US Republicans begin two years of congressional rule
WASHINGTON DC, USA – A new US Congress convened Tuesday, January 6, in snowy Washington, where freshly-empowered Republican leaders seek quick economic victories like approving the Keystone pipeline and move to counter President Barack Obama's agenda ahead of 2016.
Rather than embark straight away on deep and complicated reforms, the Republicans who now control both the Senate and House of Representatives are making tactical strikes by voting this week on a series of conservative measures symbolizing their priorities for the 114th Congress.
Shortly after lawmakers are sworn in at noon local time (1700 GMT) Tuesday, the House votes on the Hire More Heroes Act, a jobs bill with the double-barreled goal of helping US military veterans find work and changing a key element of Obamacare, the president's landmark health care reform.
The chamber also votes this week on a bill to redesignate the 40-hour work week, a move aimed at countering the Obamacare provision that identifies a full work week at just 30 hours, a measure Republicans argue has led to reduced work for Americans.
A major first test comes in this week's energy debate which culminates with a House vote Friday, January 9, on legislation authorizing construction of the Canada-to-US Keystone XL pipeline.
The Republican-led House passed similar legislation in November but it fell one vote short in the Democratic-controlled Senate.
The new leadership in the Senate, which flips to a 54-46 Republican majority Tuesday following November elections, has said it has enough votes to pass the measure.
The massive 1,179-mile (1,900-kilometer) project, which the Obama administration has held up for years over environmental concerns, would carry crude oil mined in Canada's tar sands to US Gulf Coast refineries.
Environmentalists and some Democrats have expressed fierce opposition, but Republicans have long backed the plan, arguing it will boost US oil production and create jobs.
Canadian firm TransCanada first proposed the pipeline in 2008, and Ottawa strongly backs the project.
Don't be 'scary'
For the final two years of Obama's 8 year presidency, Republicans will enjoy their broadest congressional majority since 1930.
The party is keen to avoid much of the political crisis of the last 4 years, including a crippling government shutdown in 2013, with incoming Senate Majority Leader Mitch McConnell urging his Republicans to tone down their hostile rhetoric and not appear "scary" to Americans in the run up to the 2016 presidential race.
"I don't want the American people to think that if they add a Republican president to a Republican Congress, that's going to be a scary outcome," McConnell said in a pre-Christmas interview with the Washington Post that was published Monday, January 5.

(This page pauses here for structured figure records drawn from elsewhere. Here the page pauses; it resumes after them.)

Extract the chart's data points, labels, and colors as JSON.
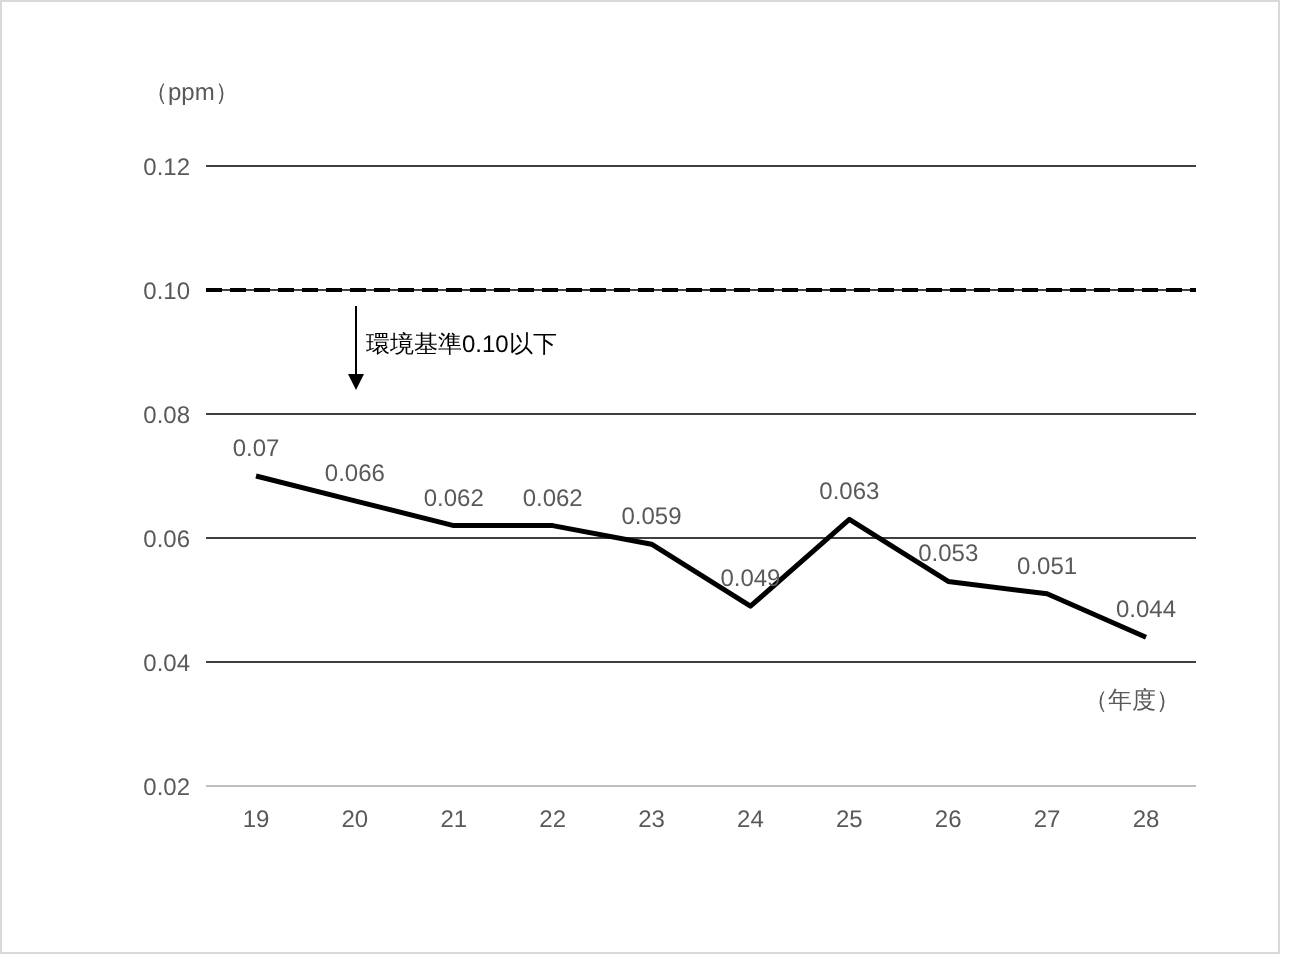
{
  "chart_data": {
    "type": "line",
    "ylabel": "（ppm）",
    "xlabel": "（年度）",
    "categories": [
      "19",
      "20",
      "21",
      "22",
      "23",
      "24",
      "25",
      "26",
      "27",
      "28"
    ],
    "series": [
      {
        "color": "#000000",
        "values": [
          0.07,
          0.066,
          0.062,
          0.062,
          0.059,
          0.049,
          0.063,
          0.053,
          0.051,
          0.044
        ]
      }
    ],
    "ylim": [
      0.02,
      0.12
    ],
    "yticks": [
      {
        "value": 0.02,
        "label": "0.02"
      },
      {
        "value": 0.04,
        "label": "0.04"
      },
      {
        "value": 0.06,
        "label": "0.06"
      },
      {
        "value": 0.08,
        "label": "0.08"
      },
      {
        "value": 0.1,
        "label": "0.10"
      },
      {
        "value": 0.12,
        "label": "0.12"
      }
    ],
    "ref_lines": [
      {
        "axis": "y",
        "value": 0.1,
        "label": "環境基準0.10以下",
        "color": "#000000",
        "line_style": "dashed"
      }
    ],
    "grid": "y",
    "legend": false,
    "marker": "none",
    "line_style": "solid",
    "data_labels": true
  }
}
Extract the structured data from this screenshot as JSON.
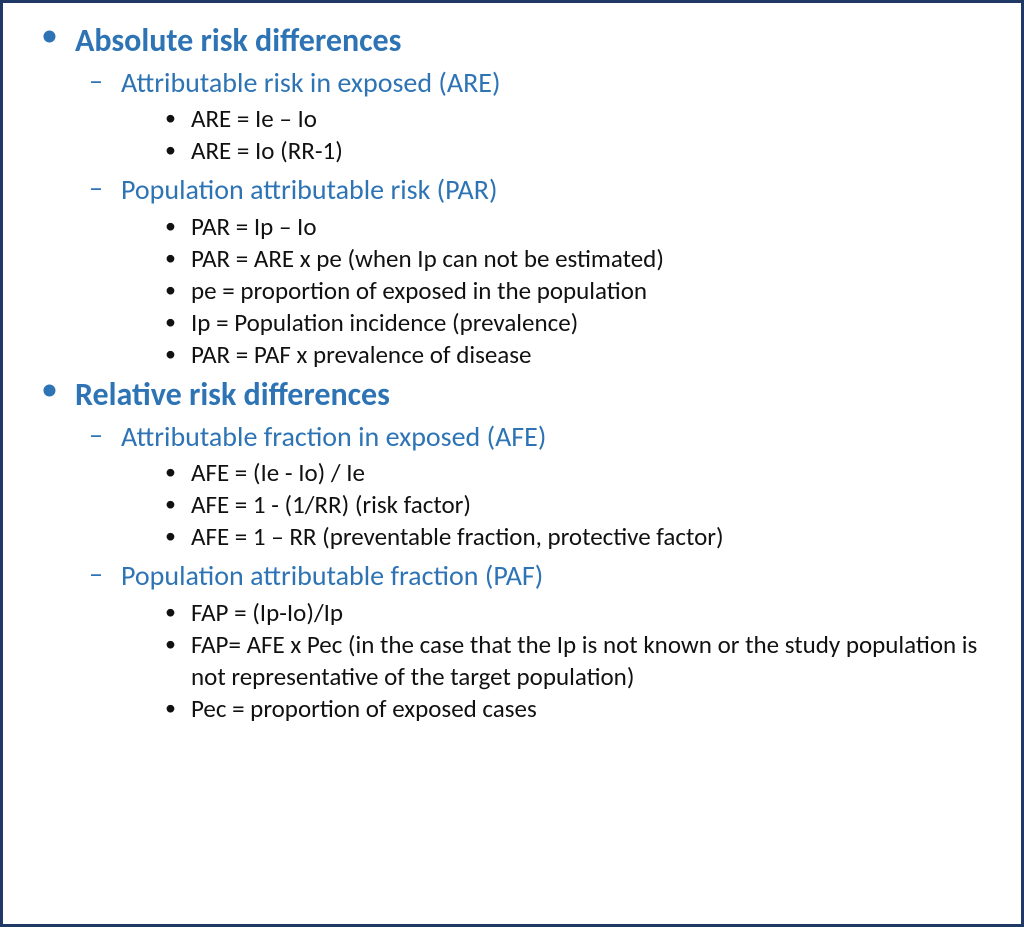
{
  "colors": {
    "border": "#1f3864",
    "accent": "#2e74b5",
    "body_text": "#111111",
    "background": "#ffffff"
  },
  "typography": {
    "family": "Calibri",
    "l1_fontsize_pt": 24,
    "l1_weight": "bold",
    "l2_fontsize_pt": 21,
    "l2_weight": "normal",
    "l3_fontsize_pt": 19,
    "l3_weight": "normal"
  },
  "bullets": {
    "l1": "•",
    "l2": "–",
    "l3": "•"
  },
  "outline": [
    {
      "label": "Absolute risk differences",
      "children": [
        {
          "label": "Attributable risk in exposed (ARE)",
          "items": [
            "ARE = Ie – Io",
            "ARE = Io (RR-1)"
          ]
        },
        {
          "label": "Population attributable risk (PAR)",
          "items": [
            "PAR = Ip – Io",
            "PAR = ARE x pe (when Ip can not be estimated)",
            "pe = proportion of exposed in the population",
            "Ip = Population incidence (prevalence)",
            "PAR = PAF x prevalence of disease"
          ]
        }
      ]
    },
    {
      "label": "Relative risk differences",
      "children": [
        {
          "label": "Attributable fraction in exposed (AFE)",
          "items": [
            "AFE = (Ie - Io) / Ie",
            "AFE = 1 - (1/RR) (risk factor)",
            "AFE = 1 – RR (preventable fraction, protective factor)"
          ]
        },
        {
          "label": "Population attributable fraction (PAF)",
          "items": [
            "FAP = (Ip-Io)/Ip",
            "FAP= AFE x Pec (in the case that the Ip is not known or the study population is not representative of the target population)",
            "Pec = proportion of exposed cases"
          ]
        }
      ]
    }
  ]
}
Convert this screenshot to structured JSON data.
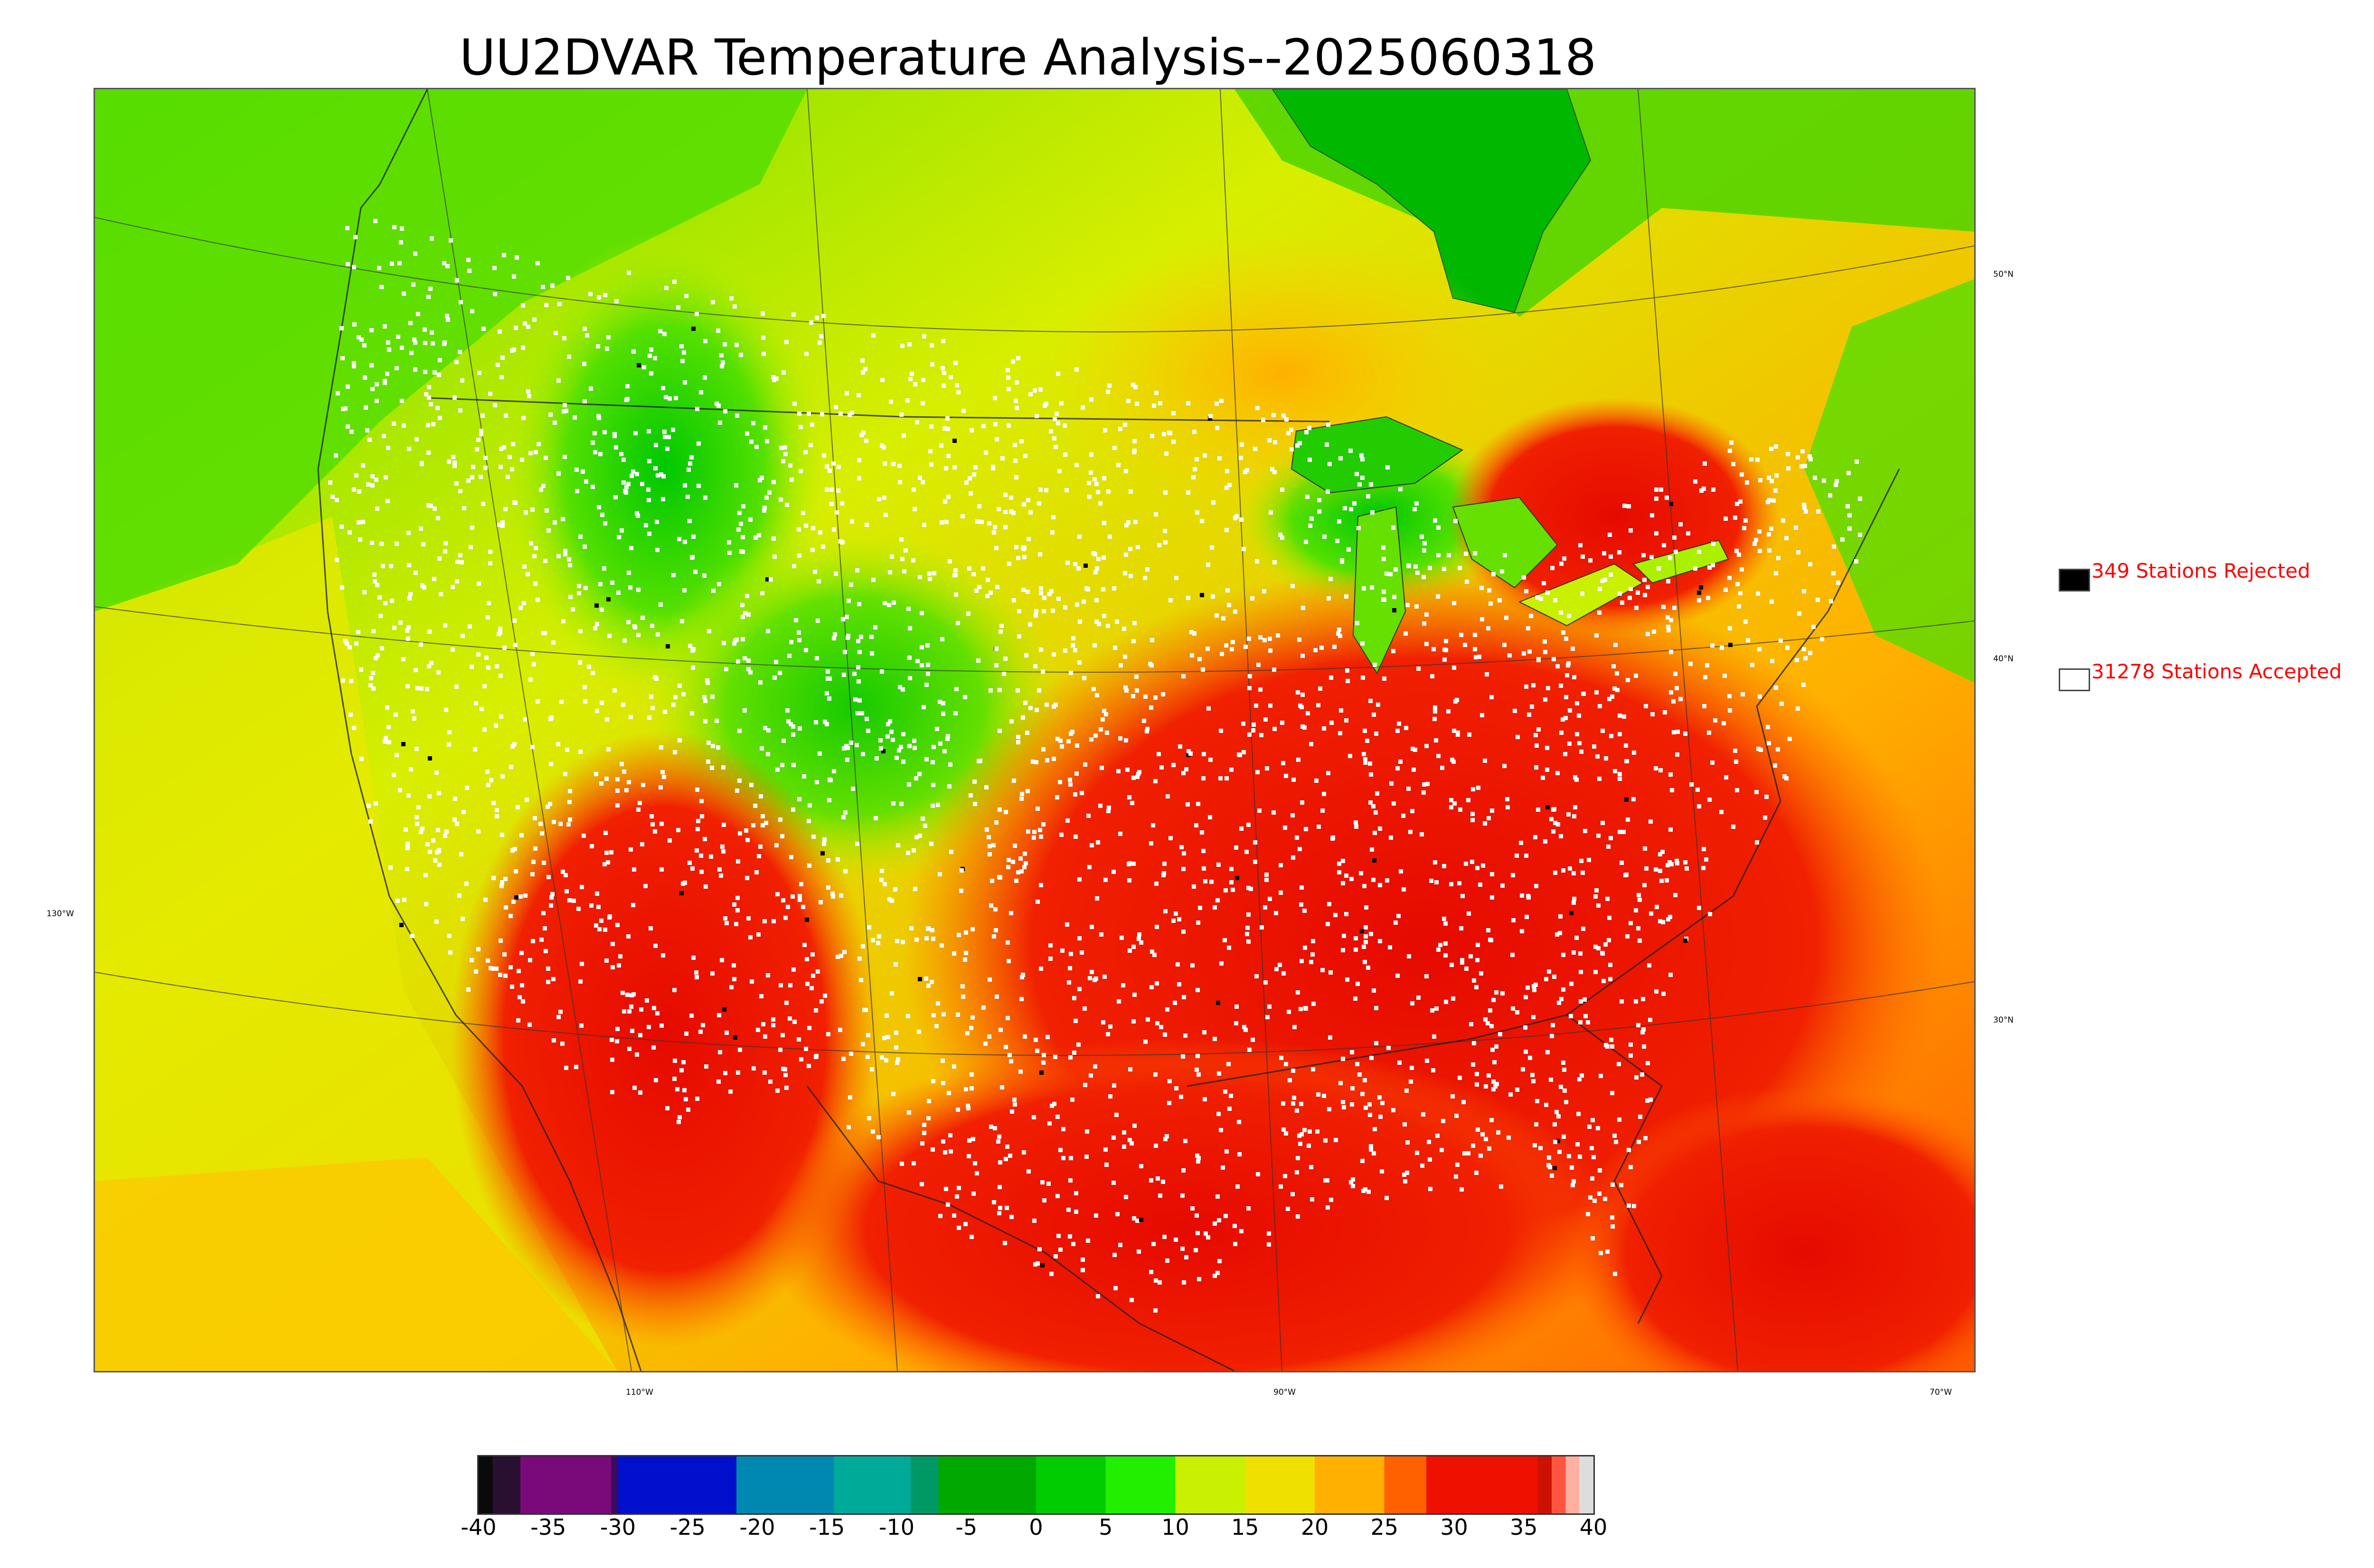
{
  "title": "UU2DVAR Temperature Analysis--2025060318",
  "map": {
    "latitude_labels": [
      "50°N",
      "40°N",
      "30°N"
    ],
    "longitude_labels": [
      "130°W",
      "110°W",
      "90°W",
      "70°W"
    ]
  },
  "legend": {
    "rejected": {
      "label": "349 Stations Rejected",
      "color": "#000000"
    },
    "accepted": {
      "label": "31278 Stations Accepted",
      "color": "#ffffff"
    },
    "text_color": "#ff0000"
  },
  "colorbar": {
    "min": -40,
    "max": 40,
    "ticks": [
      "-40",
      "-35",
      "-30",
      "-25",
      "-20",
      "-15",
      "-10",
      "-5",
      "0",
      "5",
      "10",
      "15",
      "20",
      "25",
      "30",
      "35",
      "40"
    ],
    "segments": [
      {
        "from": -40,
        "to": -39,
        "color": "#0a0a0a"
      },
      {
        "from": -39,
        "to": -37,
        "color": "#2a1030"
      },
      {
        "from": -37,
        "to": -30.5,
        "color": "#7a0a7a"
      },
      {
        "from": -30.5,
        "to": -30,
        "color": "#3a0a60"
      },
      {
        "from": -30,
        "to": -21.5,
        "color": "#0010cc"
      },
      {
        "from": -21.5,
        "to": -14.5,
        "color": "#0088b0"
      },
      {
        "from": -14.5,
        "to": -9,
        "color": "#00aa99"
      },
      {
        "from": -9,
        "to": -7,
        "color": "#009966"
      },
      {
        "from": -7,
        "to": 0,
        "color": "#00a800"
      },
      {
        "from": 0,
        "to": 5,
        "color": "#00cc00"
      },
      {
        "from": 5,
        "to": 10,
        "color": "#22ee00"
      },
      {
        "from": 10,
        "to": 15,
        "color": "#c8f000"
      },
      {
        "from": 15,
        "to": 20,
        "color": "#f0e000"
      },
      {
        "from": 20,
        "to": 25,
        "color": "#ffb000"
      },
      {
        "from": 25,
        "to": 28,
        "color": "#ff6000"
      },
      {
        "from": 28,
        "to": 36,
        "color": "#ee1100"
      },
      {
        "from": 36,
        "to": 37,
        "color": "#cc1100"
      },
      {
        "from": 37,
        "to": 38,
        "color": "#ff5540"
      },
      {
        "from": 38,
        "to": 39,
        "color": "#ffb0a0"
      },
      {
        "from": 39,
        "to": 40,
        "color": "#dddddd"
      }
    ]
  }
}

"I want the American people to be comfortable with the fact that the Republican House and Senate is a responsible, right-of-center, governing majority."
But even as McConnell and House Speaker John Boehner pledge to steer their congressional majority to some solid victories and prove they can govern, they begin the new session with their caucus divided.
Boehner is contending with his party's notoriously uncooperative right flank, a group of hard-core, non-negotiating conservatives who are expected to vote against him as speaker when the House convenes at noon and elects its leader for the next two years.
Boehner is predicted to win re-election, but the fissure could cast a shadow over the new Republican dawn on Capitol Hill.
As the season's first snowfall blanketed the capital, dozens of first-time lawmakers were being sworn in to their new jobs as America's representatives in Congress.